4 juillet

Sainte Elisabeth du Portugal

Sommaire :

Biographie

Anecdotes

Martyre du mariage chrétien

Un couple d'élus : Elisabeth et Denis

Litanies



Biographie

Née en 1271, probablement à Saragosse, Isabelle (ou Elisabeth) est la dernière des six enfants de Pierre III d'Aragon[1] et de Constance, petite-fille de Frédéric II. L’enfant reçoit au baptême le nom de sa grand-tante, sainte Elisabeth de Thuringe (ou de Hongrie), que le pape Grégoire IX a canonisé en 1235[2]. Lors de sa naissance, son père n'est encore qu'infant d'Espagne, constamment opposé à son père, Jacques I°[3] . La naissance d'Isabelle permet la réconciliation familiale. En effet, Pierre confie l’enfant à Jacques I° qui, pendant cinq ans (1271-1276), veille tendrement sur sa petite-fille. Devenu cistercien, l'aïeul qui n'est nullement gâteux mais lucide, surnomme sa chère Isabelle par une appellation prémonitoire : « mon bel ange de la paix. » L'existence entière de l'enfant confirmera ce diagnostic.

En 1283, l'adolescente est demandée en mariage par les princes héritiers d'Angleterre et de Naples, et aussi par le roi Denis de Portugal[4] pour qui opte la chancellerie espagnole. Après avoir magnifiquement accueilli sa jeune fiancée à Bragance, résidence de la cour, le prince paraît d'abord filer le parfait amour, d’autant plus qu’Elisabeth lui donne deux enfants : Constance[5] (3 janvier 1290) et Alphonse (8 févier 1291), prince-hériter du royaume[6].

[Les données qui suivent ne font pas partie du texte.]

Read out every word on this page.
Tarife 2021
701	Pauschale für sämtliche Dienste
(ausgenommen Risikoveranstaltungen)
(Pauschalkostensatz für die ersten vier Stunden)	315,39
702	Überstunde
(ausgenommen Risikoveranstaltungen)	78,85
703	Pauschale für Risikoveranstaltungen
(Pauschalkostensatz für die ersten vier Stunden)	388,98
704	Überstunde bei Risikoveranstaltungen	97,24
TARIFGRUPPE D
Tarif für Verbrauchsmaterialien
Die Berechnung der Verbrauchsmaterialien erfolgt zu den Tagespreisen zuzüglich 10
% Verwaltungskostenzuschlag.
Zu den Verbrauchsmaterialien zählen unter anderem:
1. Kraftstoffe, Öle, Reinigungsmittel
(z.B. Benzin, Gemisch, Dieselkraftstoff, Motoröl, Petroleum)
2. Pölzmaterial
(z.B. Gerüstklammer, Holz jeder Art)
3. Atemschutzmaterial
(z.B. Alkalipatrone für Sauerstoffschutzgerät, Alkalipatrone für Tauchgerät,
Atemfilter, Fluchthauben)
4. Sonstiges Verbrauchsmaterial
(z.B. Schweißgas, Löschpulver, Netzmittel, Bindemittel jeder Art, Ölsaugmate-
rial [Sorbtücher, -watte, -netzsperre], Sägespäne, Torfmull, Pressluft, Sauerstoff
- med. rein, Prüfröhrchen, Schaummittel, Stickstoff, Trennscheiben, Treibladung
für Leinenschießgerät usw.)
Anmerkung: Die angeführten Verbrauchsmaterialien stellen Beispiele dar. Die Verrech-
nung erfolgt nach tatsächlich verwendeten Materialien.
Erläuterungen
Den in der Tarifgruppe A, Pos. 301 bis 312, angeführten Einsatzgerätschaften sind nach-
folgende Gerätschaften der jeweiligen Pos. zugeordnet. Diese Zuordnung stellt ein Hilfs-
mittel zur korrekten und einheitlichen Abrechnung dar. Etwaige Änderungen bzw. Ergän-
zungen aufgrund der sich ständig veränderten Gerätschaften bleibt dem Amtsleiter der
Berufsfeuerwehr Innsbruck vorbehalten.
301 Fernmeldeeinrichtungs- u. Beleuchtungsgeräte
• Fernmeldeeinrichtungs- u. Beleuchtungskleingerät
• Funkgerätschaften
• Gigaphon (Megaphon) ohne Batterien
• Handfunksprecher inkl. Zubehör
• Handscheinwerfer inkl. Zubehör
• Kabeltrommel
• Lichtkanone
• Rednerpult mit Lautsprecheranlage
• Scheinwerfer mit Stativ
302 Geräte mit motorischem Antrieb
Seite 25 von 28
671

Premier des rois-organisateurs, Denis promeut une parfaite mise en valeur de ses états : plantation de pins pour construire une flotte puissante, développement rationnel du commerce et de l'industrie. Prenant ses distances envers la Castille, il crée à Lisbonne, l'Estudo geral, embryon de l'université future. Sa nationalisation des ordres militaires de Calatrava et de Santiago conforte l'unité de son royaume. En 1312, il transforme et rénove les Templiers en Ordre du Christ.

Cependant, un surnom infâmant lui est attribué : Denis, le faiseur de bâtards ; juste reproche. De fait, souverain intelligent et éclairé, bon administrateur autant que brave soldat, bon, pondéré et juste, le roi Denis laisse échapper ses sens dans une sexualité débridée. Et pourtant, il chérit son épouse qu’il trompe régulièrement : « C'est plus fort que moi, avoue-t-il à Elisabeth, pourtant, je vous aime. » La noble offensée lui rétorque : « Certes, vous m'offensez et j'en pleure. Pourtant, c'est le divin amour que vous bafouez. Devant lui, nous sommes unis à jamais. »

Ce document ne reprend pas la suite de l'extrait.